Конечно, в большинстве случаев учёные чудаки руководствуются самым здоровым из человеческих побуждений - тем самым, которое велит нам заниматься делом и стремиться к цели. Про многих коллекционеров родные говорят, что они помешались, скажем, на старых шрифтах; на самом же деле только благодаря шрифтам они не сходят с ума. Если бы не это безобидное занятие, праздность и самокопание подточили бы их душу; но пьянящая педантичность выкладок и выписок учит их почти тому же, чему учат равномерные удары кузнечного молота или тяжкая поступь лошадей на пахоте, - она сообщает, что в простых вещах издавна сокрыт здравый смысл.
Да, многие занятия далеко не так нудны и бессмысленны, как мы думаем; и всё же безумие и учёность, несомненно, связаны. Книги, как все другие друзья человека, могут стать его врагами, могут восстать и уничтожить своего творца. Человек, трясущийся над тайнами клочка бумаги, который он носит в кармане, смешон и величествен, как человек, попавший под поезд, - поистине он умирает от собственной руки. В книгах и впрямь есть бесовская прелесть. Безумие притаилось и в тихих библиотеках; но суть и природу этого безумия не очень легко определить.
Мне кажется, можно сказать, что безумен тот, кто предпочитает символ реальности. Самый явный пример - религиозный маньяк, ради христианства поступающийся милосердием и духовным здоровьем.
Есть и другие примеры. Деньги - тоже символ, символ вина и лошадей, красивой одежды, удобных домов, больших городов, тихой палатки у реки. Скупой безумен потому, что он предпочитает деньги всем этим приятным вещам. Но ведь и книги - символ. Человек, предпочитающий жизни книгу, так же безумен, как скупец. Конечно, книга священна. Конечно, несметные сокровища собраны в ней, как в крохотной шкатулке. Безумие начинается, когда шкатулку предпочитают сокровищам. Это уже идолопоклонство, это уже зло.
На заре мира идолы были грубы и принимали форму человека или зверя. Позже, в века цивилизации, они стали ещё хуже, приняв форму книги или фарфоровой вазы. Идолопоклонство возникает там, где вещь, созданная для нашей радости, становится в конце концов важнее этой радости. Любовь к спиртным напиткам, например, можно описать как затягивающее пристрастие. И впрямь, если взглянуть на неё изнутри, любовь эта - истинное преклонение перед идолом. […]

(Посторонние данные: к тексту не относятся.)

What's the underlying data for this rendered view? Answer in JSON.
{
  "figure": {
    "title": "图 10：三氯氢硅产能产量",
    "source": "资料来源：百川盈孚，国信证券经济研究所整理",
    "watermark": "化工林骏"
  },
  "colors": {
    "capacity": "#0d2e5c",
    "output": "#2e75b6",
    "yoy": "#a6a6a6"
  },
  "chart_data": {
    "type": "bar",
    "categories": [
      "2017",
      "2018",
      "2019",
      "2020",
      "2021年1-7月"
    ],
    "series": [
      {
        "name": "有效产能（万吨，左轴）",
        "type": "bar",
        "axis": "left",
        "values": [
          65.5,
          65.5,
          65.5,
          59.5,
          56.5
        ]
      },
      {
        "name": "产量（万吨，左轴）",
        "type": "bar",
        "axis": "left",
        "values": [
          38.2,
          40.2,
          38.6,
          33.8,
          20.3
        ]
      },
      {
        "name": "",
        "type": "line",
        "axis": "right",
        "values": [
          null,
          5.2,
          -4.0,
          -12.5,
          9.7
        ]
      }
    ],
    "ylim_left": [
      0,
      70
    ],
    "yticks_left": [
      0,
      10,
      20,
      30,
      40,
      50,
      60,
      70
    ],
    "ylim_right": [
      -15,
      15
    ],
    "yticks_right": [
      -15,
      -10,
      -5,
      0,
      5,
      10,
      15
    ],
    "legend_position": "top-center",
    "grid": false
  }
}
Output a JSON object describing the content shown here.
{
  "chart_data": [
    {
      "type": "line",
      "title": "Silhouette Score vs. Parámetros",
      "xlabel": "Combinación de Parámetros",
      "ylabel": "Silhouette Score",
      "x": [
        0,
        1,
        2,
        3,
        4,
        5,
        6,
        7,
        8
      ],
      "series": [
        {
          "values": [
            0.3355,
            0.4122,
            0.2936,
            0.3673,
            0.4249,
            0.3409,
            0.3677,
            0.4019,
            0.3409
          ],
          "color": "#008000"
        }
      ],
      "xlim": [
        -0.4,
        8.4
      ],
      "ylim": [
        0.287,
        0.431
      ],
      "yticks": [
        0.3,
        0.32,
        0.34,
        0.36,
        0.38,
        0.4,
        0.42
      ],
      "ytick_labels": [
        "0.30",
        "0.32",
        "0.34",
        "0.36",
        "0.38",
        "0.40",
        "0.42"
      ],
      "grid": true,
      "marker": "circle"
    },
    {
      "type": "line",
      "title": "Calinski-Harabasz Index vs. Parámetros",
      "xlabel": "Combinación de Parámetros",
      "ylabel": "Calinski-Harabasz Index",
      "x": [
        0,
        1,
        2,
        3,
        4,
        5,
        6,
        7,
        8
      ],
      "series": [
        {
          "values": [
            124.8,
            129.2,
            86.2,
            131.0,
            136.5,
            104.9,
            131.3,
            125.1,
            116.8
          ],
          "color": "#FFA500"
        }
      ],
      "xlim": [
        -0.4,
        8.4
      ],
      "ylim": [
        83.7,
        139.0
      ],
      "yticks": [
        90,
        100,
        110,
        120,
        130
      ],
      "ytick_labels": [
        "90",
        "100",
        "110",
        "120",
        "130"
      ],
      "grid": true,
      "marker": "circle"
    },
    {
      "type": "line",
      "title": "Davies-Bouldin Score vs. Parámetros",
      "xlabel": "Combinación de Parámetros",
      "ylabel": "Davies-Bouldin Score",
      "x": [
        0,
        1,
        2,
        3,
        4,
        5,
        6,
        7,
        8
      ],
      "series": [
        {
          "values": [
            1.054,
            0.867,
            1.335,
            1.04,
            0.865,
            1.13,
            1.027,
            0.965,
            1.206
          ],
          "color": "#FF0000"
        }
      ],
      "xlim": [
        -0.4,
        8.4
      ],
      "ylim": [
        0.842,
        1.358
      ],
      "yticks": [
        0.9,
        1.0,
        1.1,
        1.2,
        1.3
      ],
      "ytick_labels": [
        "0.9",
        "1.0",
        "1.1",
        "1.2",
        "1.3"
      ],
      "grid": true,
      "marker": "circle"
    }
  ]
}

В призрачном краю скупцов и пьяниц мы найдём и немало учёных. Здесь, как почти во всех этических проблемах, корень зла не столько в наличии недостатков, сколько в отсутствии некоторых насущных достоинств. Дурно не пристрастие к книгам, а безразличие к жизни. В идеальном обществе тех, кто погружён в сложные изыскания и исчисления, обязали бы специальным парламентским актом говорить сорок пять минут в сутки с конюхом или с квартирной хозяйкой и объезжать Хэмстед-Хит верхом на осле. Их экзаменовали бы не но греческому языку или древнему оружию - это их удовольствия, но здесь можно на них положиться, как на детей в считалках. Экзаменаторы проверяли бы, знают ли они жаргон лондонских улиц и цвета лондонских омнибусов. Из них выбивали бы все то, что сблизило учёность с безумием. Их вводили бы в этот мир, а отсюда уже нетрудно войти в мироздание».
Г.К. Честертон, Безумие и учёность / Собрание сочинений в 5 томах, Том 5, Вечный человек. Автобиография. Эссе, СПб, «Амфора», 2008 г., с. 555-558.